Republican presidential candidate Donald Trump told supporters Wednesday the emails show Clinton staffers "viciously attacking" Catholics and evangelicals.

"It's just the latest evidence of the hatred that the Clinton campaign has for everyday faithful Americans," he said. "If you're a person of faith, I think you're gonna vote for Donald Trump, and I have such endorsements and such support."

Podesta said a Federal Bureau of Investigation investigation into his leaked emails is part of a wider FBI probe into the suspected Russian hacking of Democratic Party emails - a charge that Russia denies.

Podesta alleged that longtime Trump adviser Roger Stone had "advance knowledge" of the leaks. Stone has admitted he has been in contact with WikiLeaks founder Julian Assange. Stone also tweeted in August that WikiLeaks would attack Clinton and Podesta.

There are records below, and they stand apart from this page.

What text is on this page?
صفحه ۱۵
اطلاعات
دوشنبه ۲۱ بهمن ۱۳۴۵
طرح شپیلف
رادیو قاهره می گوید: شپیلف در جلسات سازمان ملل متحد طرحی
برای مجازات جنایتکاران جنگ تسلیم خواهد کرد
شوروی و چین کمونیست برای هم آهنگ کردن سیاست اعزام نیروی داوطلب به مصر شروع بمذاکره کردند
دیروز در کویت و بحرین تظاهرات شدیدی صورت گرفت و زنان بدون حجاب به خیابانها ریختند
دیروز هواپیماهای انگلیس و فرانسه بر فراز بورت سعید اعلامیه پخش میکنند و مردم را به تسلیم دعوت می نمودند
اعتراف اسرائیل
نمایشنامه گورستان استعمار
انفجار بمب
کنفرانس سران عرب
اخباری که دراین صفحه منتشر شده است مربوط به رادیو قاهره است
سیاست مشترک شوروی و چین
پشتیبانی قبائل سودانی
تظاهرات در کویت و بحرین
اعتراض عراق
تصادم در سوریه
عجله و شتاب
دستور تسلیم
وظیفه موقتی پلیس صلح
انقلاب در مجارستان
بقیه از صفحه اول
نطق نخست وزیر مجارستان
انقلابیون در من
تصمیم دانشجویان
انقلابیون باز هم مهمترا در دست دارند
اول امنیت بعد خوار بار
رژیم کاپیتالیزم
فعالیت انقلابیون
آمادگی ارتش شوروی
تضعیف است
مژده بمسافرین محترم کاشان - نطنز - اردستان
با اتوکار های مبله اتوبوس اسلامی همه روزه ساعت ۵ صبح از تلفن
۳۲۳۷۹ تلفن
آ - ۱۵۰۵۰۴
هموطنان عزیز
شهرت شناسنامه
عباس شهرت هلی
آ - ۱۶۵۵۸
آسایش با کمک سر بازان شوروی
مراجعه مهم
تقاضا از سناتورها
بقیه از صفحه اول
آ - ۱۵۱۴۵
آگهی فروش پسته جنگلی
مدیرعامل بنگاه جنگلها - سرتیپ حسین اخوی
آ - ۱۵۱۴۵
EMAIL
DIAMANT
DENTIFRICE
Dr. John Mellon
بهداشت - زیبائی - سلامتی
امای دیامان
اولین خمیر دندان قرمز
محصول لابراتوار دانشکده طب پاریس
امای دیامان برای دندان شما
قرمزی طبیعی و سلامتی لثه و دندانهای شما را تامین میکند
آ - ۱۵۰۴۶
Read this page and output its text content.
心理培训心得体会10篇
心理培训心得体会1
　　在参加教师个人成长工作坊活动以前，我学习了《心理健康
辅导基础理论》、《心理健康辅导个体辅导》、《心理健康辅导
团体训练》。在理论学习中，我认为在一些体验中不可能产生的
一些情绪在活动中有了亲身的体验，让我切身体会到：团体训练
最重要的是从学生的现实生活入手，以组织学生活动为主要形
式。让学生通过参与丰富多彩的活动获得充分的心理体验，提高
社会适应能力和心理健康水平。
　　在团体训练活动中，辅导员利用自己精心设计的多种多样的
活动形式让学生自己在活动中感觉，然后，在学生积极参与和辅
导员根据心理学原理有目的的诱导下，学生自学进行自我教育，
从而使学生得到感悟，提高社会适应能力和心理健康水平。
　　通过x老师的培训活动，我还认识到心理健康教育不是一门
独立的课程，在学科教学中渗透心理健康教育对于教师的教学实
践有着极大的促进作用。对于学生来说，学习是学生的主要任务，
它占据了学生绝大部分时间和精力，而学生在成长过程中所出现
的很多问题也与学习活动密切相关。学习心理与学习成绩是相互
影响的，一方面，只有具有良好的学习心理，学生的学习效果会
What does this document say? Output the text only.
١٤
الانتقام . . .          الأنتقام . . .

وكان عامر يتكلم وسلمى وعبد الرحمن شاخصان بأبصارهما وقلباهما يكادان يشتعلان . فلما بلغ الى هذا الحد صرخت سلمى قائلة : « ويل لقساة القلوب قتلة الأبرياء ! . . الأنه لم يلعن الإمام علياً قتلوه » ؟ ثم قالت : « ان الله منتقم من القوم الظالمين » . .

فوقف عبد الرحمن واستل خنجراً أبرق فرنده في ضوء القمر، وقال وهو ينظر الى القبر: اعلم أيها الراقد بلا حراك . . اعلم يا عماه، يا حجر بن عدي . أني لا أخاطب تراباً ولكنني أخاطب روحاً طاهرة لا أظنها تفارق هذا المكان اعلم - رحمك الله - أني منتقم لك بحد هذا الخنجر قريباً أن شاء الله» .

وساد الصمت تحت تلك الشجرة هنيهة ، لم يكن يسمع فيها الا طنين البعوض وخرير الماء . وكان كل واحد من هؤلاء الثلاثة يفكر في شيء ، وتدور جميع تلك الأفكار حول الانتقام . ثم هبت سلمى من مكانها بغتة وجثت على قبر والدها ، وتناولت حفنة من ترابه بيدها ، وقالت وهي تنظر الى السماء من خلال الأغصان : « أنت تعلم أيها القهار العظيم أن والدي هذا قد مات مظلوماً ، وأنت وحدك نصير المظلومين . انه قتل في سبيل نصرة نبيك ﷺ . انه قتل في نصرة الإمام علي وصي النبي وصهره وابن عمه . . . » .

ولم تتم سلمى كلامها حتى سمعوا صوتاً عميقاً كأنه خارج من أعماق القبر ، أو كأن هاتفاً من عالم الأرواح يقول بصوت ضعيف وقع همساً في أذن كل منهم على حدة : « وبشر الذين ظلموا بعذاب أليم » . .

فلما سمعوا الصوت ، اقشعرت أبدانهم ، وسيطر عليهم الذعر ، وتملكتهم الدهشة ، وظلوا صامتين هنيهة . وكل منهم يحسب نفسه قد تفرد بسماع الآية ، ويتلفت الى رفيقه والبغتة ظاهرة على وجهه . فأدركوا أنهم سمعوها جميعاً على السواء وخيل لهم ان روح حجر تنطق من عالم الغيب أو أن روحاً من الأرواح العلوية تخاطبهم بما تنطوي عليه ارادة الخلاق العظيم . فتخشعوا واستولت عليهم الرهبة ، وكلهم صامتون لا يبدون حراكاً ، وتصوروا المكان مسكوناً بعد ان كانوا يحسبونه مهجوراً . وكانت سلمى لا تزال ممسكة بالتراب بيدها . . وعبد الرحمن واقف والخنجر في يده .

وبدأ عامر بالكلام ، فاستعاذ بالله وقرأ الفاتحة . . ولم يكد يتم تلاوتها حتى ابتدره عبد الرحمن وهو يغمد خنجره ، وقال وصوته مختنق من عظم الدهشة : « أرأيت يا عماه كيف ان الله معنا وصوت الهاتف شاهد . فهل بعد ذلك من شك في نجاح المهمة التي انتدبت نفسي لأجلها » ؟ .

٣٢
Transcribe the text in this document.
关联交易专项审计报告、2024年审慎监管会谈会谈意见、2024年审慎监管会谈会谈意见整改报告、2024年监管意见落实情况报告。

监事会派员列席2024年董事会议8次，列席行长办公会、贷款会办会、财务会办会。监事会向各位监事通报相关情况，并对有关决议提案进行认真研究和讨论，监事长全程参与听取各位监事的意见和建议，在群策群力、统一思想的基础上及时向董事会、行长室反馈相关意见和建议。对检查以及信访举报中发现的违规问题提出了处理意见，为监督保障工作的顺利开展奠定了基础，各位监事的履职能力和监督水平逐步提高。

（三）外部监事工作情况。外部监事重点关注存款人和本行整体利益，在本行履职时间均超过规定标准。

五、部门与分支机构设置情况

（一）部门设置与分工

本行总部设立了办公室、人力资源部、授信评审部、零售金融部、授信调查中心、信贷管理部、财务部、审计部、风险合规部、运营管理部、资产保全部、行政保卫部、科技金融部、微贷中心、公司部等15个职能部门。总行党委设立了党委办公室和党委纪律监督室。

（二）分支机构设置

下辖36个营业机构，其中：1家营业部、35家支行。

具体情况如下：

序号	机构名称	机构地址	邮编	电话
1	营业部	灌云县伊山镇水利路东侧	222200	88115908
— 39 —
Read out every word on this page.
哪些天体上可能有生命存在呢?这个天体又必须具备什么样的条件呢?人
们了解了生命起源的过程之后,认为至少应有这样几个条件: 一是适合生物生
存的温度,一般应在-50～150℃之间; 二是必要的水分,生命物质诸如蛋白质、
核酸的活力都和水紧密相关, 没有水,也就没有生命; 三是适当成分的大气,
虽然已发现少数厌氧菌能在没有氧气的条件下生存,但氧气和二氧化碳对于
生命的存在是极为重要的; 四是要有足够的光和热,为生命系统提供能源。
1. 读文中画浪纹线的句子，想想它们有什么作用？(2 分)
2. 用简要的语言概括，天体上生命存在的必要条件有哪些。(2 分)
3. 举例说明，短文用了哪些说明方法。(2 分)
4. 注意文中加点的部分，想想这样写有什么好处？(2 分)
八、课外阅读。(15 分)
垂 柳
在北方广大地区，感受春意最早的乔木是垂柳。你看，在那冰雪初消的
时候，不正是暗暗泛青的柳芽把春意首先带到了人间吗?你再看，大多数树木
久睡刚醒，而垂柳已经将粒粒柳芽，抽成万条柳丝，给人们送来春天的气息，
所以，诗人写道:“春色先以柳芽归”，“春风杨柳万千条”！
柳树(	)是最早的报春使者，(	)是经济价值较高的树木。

Podesta says Russia may be trying to influence the outcome of the U.S. presidential election to favor Trump, who has said he admires President Vladimir Putin.

Other leaked emails from the Democratic Party include allegations that Clinton campaign officials tried to discredit former Democratic presidential rival Bernie Sanders and suggestions the campaign should laugh off the controversy surrounding Clinton's State Department emails.